Para ilustrar a constatação, Wander refaz os próprios passos até que passasse a ser parte da comunidade de frequentadores do Bar do Franz. “Aqui no Fernando eu venho há uns 5 anos. Antes, eu frequentava outros bares, como o (restaurante) Beco, que fica em frente à igreja São José, na (rua) Tamoios. Mas, com a pandemia, o videokê de lá deixou de funcionar”, lamenta, situando ainda que existem grupos no WhatsApp dedicados à “videokemania”. “Eu estou em dois”, diz.

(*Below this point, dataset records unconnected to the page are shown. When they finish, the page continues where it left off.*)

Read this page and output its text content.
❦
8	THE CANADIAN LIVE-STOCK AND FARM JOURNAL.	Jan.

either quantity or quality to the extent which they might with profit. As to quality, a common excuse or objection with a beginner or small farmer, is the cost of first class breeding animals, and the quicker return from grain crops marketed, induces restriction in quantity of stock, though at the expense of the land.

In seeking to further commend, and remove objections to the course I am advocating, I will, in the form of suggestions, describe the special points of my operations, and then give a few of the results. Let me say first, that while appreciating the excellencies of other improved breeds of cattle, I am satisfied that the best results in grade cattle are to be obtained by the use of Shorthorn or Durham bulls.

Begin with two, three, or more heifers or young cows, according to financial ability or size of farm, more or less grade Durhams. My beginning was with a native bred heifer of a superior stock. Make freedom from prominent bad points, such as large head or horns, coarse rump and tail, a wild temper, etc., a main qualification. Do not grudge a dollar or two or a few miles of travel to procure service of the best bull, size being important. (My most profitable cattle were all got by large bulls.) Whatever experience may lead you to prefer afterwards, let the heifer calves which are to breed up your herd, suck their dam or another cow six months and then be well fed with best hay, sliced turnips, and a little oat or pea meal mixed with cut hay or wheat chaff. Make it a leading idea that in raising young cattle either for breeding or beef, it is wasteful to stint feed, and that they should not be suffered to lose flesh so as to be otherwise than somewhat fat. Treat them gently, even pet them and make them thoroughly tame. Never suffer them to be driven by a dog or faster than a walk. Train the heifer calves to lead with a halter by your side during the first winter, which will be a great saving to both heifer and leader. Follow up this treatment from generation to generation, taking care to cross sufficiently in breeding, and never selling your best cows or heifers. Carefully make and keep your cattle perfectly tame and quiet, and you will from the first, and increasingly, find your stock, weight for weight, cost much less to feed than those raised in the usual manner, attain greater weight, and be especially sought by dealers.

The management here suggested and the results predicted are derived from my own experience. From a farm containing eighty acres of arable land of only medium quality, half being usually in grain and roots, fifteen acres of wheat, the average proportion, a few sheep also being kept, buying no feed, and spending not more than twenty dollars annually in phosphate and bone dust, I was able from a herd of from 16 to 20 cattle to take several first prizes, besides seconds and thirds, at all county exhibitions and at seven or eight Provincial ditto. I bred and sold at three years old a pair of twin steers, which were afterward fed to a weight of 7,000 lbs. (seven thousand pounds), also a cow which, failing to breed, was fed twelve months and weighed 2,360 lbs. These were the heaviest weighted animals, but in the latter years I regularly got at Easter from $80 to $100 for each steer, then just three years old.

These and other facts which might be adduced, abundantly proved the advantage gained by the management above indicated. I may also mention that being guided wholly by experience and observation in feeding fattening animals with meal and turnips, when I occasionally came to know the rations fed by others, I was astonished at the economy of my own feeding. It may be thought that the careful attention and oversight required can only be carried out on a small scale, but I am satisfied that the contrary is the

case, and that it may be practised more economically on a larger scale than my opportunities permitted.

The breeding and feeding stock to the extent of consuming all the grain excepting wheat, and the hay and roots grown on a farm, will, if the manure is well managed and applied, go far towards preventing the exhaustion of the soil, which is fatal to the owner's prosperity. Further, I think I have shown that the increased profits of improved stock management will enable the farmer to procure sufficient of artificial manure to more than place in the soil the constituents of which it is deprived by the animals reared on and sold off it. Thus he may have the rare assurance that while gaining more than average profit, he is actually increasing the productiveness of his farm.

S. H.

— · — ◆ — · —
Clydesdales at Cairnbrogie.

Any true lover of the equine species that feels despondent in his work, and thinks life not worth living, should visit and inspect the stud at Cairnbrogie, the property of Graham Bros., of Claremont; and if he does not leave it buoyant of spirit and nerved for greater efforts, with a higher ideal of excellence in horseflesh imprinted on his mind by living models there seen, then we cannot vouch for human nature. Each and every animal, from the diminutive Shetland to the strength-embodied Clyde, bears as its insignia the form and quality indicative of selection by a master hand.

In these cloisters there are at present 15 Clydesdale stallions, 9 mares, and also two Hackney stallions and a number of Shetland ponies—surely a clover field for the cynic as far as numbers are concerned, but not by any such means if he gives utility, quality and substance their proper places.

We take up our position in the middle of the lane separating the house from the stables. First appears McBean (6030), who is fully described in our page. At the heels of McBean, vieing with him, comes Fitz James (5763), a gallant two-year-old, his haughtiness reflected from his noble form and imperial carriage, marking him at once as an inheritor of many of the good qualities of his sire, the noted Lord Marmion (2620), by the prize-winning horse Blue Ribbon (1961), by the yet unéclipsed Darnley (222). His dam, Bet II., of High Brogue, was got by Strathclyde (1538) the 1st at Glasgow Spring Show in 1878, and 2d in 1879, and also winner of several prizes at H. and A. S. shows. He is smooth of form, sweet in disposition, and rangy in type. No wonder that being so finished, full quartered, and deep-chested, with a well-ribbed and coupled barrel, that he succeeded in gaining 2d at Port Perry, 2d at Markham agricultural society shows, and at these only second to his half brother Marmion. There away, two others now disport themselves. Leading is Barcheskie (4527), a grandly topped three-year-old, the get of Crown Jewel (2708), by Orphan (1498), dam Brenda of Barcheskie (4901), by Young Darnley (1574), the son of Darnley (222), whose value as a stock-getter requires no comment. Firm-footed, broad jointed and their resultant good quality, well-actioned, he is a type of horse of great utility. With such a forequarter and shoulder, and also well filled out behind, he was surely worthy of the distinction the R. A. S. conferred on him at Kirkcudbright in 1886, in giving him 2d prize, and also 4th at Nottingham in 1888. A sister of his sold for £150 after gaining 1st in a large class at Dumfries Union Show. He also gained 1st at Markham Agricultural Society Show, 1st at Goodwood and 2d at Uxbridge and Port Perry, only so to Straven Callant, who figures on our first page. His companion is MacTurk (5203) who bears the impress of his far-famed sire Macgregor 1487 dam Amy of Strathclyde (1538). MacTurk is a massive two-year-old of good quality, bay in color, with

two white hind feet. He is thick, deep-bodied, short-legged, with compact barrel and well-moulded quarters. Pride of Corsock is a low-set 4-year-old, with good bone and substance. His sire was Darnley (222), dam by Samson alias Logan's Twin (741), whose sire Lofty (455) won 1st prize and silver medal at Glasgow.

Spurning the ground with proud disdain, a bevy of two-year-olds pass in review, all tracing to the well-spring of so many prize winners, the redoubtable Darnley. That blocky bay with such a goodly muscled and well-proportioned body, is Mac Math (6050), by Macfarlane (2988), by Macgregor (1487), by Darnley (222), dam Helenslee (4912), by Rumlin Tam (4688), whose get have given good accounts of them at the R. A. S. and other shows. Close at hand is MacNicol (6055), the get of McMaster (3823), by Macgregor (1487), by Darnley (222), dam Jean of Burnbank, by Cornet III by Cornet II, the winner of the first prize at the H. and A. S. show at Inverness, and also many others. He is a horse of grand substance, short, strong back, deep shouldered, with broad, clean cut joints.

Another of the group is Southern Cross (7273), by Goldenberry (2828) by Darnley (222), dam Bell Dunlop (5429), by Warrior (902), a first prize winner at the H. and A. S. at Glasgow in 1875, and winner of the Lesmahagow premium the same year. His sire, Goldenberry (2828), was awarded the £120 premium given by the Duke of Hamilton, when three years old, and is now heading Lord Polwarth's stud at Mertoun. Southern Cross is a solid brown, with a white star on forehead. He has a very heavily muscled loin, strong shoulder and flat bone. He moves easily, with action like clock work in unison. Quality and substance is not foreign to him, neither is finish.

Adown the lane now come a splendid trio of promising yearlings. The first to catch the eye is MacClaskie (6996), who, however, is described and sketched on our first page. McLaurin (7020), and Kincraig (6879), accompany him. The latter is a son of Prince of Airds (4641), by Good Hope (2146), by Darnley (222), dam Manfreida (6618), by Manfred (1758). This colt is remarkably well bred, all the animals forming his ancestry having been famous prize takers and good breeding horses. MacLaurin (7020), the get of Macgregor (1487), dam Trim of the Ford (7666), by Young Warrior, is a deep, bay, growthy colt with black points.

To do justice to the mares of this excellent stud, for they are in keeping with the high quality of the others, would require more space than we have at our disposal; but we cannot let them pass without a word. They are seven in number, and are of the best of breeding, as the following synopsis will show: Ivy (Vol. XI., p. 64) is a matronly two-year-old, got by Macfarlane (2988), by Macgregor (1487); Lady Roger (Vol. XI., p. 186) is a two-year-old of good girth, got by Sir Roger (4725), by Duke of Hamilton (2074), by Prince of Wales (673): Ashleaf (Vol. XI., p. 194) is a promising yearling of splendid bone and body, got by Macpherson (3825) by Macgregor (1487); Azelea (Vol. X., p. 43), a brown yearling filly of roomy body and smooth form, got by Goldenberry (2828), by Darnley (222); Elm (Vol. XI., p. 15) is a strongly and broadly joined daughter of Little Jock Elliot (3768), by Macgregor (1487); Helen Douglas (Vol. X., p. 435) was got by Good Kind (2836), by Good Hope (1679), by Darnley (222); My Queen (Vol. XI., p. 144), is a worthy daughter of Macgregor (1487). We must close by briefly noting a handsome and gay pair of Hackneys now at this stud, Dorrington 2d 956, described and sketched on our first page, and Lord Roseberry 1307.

Um deles é o Karaokê Social Club, que mapeia diversas alternativas de espaços na cidade. “Já fui em alguns no Barro Preto (na região Centro-Sul), no Céu Azul (em Venda Nova)… Até em outras cidades, como em Contagem e em até em São José da Lapa (ambas na Região Metropolitana de BH), eu já cantei”, comenta ele sobre a “miniturnê” de que se orgulha.

GLOSSÁRIO:

Karaokê. Modalidade em que o cantor tem o acompanhamento musical, mas precisa saber o ritmo e a letra da música.
Videokê. Alternativa em que o cantor, além de ter o acompanhamento musical, pode ler a letra da música, que vai aparecendo na tela de forma cadenciada, estrofe por estrofe.